After spending 37 years in jail for a double murder that he didn't commit, Joseph Sledge was finally exonerated and freed from the Columbus County Jail in Whiteville, North Carolina, last Friday.
Sledge, 70, was wrongfully convicted in 1978 on two counts of second-degree murder and sentenced to life in prison for stabbing Josephine Davis and her adult daughter Aileen Davis to death on September 19, 1976.
A three-judge panel unanimously ruled that Sledge was innocent of the killings and ordered him to be released (video below).
"I had confidence in my own self. The self will and the patience," Sledge told reporters. "Patience is the word."
The Associated Press notes that court clerks, who were cleaning out a vault, discovered an envelope containing hair that was found on one of the victims.
The hair was not subjected to DNA testing, which wasn't available in 1978. Sledge was convicted on the basis of the testimony of two prison inmates who claimed Sledge admitted to the murders in jail between 1976 and his trial in 1978.

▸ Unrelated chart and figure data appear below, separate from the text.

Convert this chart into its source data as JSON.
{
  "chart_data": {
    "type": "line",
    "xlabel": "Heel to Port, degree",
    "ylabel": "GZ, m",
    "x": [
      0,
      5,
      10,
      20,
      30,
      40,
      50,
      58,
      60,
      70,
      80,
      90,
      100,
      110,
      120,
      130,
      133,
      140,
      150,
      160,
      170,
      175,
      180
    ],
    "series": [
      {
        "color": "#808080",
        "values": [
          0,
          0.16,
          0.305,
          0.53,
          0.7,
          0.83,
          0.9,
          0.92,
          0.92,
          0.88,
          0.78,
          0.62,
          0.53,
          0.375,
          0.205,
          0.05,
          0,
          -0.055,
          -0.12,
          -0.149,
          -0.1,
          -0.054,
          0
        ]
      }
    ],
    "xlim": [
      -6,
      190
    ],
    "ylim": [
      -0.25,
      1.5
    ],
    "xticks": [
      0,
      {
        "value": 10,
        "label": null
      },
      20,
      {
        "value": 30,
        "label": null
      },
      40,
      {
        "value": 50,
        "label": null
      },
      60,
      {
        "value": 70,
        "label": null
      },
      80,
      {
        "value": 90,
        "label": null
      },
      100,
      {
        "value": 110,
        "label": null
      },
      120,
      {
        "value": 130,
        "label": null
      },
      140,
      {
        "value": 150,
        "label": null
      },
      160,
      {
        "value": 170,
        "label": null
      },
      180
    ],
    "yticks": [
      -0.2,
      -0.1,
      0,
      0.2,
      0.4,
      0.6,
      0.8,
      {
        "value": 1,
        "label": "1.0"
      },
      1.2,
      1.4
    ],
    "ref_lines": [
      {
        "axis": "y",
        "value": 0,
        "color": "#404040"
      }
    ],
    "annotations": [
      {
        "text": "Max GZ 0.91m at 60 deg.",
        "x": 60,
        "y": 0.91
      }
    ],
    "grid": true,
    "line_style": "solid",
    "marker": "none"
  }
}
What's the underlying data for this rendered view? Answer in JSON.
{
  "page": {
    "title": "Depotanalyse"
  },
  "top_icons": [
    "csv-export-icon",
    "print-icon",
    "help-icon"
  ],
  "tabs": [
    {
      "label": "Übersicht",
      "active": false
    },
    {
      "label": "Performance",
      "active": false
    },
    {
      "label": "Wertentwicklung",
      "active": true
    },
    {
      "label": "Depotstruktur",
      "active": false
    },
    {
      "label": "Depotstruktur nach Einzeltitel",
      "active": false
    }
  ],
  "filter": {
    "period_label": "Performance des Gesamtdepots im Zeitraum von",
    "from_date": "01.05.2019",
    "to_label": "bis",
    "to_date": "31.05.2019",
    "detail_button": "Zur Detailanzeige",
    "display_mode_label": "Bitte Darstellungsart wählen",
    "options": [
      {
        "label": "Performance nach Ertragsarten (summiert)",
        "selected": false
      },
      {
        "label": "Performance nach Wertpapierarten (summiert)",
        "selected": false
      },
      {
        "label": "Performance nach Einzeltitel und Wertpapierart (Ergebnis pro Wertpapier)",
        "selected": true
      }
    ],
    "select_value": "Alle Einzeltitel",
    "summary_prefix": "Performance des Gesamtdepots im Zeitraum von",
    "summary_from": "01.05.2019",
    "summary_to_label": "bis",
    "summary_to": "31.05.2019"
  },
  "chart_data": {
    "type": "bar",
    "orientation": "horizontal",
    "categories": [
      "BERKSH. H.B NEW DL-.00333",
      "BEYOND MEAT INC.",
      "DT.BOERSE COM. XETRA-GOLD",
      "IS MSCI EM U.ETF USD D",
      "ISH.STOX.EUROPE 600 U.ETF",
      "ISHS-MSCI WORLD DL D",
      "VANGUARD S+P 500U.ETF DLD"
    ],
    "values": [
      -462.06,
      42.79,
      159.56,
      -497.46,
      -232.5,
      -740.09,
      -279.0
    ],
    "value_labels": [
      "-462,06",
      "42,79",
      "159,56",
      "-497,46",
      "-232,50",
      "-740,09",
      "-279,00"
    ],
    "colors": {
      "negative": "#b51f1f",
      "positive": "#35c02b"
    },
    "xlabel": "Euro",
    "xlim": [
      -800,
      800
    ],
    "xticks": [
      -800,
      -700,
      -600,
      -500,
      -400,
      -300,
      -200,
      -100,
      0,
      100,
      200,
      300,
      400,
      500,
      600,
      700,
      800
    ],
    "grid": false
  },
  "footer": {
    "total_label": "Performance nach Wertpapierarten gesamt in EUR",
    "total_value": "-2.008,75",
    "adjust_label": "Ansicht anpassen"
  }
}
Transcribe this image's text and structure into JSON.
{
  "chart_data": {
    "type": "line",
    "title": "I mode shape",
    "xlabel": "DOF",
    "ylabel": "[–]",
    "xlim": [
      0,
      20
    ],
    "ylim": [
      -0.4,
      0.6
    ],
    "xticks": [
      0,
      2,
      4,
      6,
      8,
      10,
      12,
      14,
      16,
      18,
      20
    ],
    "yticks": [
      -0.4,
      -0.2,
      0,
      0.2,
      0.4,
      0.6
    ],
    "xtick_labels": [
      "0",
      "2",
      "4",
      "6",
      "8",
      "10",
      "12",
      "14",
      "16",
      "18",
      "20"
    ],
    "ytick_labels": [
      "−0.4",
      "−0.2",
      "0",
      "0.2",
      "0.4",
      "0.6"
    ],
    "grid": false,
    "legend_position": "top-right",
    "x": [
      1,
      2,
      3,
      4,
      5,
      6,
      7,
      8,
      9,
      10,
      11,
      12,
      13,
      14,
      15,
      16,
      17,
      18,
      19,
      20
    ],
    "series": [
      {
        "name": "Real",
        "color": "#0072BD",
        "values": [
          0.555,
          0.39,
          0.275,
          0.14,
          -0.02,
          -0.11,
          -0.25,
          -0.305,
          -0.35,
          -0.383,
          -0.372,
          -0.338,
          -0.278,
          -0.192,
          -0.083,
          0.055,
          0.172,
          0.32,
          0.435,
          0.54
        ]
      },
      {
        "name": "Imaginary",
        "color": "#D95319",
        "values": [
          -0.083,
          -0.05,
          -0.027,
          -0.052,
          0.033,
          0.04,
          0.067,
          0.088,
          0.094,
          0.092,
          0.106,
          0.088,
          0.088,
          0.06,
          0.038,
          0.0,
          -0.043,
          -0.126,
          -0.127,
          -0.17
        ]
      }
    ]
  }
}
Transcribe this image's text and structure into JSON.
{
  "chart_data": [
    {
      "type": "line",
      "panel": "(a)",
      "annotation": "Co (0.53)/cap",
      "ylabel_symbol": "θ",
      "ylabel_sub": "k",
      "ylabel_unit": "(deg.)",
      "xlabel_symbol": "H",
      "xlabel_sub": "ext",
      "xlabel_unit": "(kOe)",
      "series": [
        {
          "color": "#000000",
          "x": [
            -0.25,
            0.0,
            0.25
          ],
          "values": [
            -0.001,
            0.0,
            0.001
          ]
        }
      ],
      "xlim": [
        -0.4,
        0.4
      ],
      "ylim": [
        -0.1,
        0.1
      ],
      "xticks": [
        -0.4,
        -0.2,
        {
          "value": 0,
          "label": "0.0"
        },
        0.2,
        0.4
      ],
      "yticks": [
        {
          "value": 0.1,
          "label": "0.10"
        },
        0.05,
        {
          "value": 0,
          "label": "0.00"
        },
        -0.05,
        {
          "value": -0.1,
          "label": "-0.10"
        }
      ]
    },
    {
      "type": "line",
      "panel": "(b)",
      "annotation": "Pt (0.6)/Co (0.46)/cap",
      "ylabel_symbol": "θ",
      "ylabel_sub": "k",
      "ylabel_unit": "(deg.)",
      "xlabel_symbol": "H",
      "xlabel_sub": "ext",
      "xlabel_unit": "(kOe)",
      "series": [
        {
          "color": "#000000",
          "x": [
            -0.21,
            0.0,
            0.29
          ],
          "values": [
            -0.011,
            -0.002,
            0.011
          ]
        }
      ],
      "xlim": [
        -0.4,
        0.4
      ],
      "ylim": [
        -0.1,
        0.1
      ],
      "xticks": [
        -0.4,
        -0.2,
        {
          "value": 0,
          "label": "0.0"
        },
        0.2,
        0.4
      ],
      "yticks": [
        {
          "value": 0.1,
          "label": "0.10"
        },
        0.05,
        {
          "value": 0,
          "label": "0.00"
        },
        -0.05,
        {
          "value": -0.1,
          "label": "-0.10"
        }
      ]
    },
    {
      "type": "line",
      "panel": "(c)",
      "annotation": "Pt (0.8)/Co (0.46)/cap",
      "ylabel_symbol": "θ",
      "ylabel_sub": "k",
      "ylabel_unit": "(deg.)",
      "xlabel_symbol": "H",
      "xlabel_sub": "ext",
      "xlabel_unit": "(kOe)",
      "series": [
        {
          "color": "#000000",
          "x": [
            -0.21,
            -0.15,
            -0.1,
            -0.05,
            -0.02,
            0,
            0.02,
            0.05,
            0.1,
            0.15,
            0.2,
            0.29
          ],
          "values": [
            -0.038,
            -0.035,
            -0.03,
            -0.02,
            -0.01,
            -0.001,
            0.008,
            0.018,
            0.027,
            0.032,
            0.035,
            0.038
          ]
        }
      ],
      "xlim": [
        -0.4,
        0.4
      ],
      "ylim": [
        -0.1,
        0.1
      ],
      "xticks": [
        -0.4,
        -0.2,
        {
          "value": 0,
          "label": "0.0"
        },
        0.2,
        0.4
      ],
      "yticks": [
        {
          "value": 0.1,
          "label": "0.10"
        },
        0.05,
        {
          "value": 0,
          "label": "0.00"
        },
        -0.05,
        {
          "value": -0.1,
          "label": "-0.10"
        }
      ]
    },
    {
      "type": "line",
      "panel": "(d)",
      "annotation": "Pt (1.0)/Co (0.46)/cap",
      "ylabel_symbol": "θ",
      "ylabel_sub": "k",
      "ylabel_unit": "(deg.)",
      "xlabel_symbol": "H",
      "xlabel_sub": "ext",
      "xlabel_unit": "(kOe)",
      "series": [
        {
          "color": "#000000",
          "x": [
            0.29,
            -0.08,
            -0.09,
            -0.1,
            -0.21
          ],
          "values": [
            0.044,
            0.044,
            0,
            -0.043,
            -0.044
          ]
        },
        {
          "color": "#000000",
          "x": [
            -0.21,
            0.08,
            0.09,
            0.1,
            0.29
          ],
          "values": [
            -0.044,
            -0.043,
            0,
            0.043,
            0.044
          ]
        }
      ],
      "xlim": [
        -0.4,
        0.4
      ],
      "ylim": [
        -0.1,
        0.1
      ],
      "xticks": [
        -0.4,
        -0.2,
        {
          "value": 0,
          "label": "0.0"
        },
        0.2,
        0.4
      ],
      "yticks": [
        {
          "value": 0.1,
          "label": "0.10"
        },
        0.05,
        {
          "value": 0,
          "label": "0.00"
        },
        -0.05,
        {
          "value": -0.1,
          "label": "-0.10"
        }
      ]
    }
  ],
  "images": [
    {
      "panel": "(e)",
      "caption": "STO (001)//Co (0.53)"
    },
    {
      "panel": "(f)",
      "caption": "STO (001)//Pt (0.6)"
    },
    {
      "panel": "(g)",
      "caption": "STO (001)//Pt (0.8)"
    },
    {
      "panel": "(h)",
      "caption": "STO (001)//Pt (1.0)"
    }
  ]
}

Sledge filed numerous motions to the court for decades, but was always denied without a hearing.
The North Carolina Innocence Inquiry Commission took Sledge's case in 2013 and referred it to the panel of three judges who heard from a DNA expert who said that none of the hair, DNA and fingerprints found at the double murder scene belonged to Sledge.
Herman Baker, a jailhouse informant, admitted that he lied in 2013 about his testimony against Sledge in 1978. Baker said he was promised leniency in his drug case and was coached by authorities on what to say. The other inmate recanted his testimony in 1991.
The day before the bodies of mother and daughter were found, Sledge had escaped from a prison work farm where he was serving a four-year sentence for larceny, noted CNN.
"We, the family, are heartbroken by this decision," Catherine Brown, Josephine Davis' granddaughter, said in court.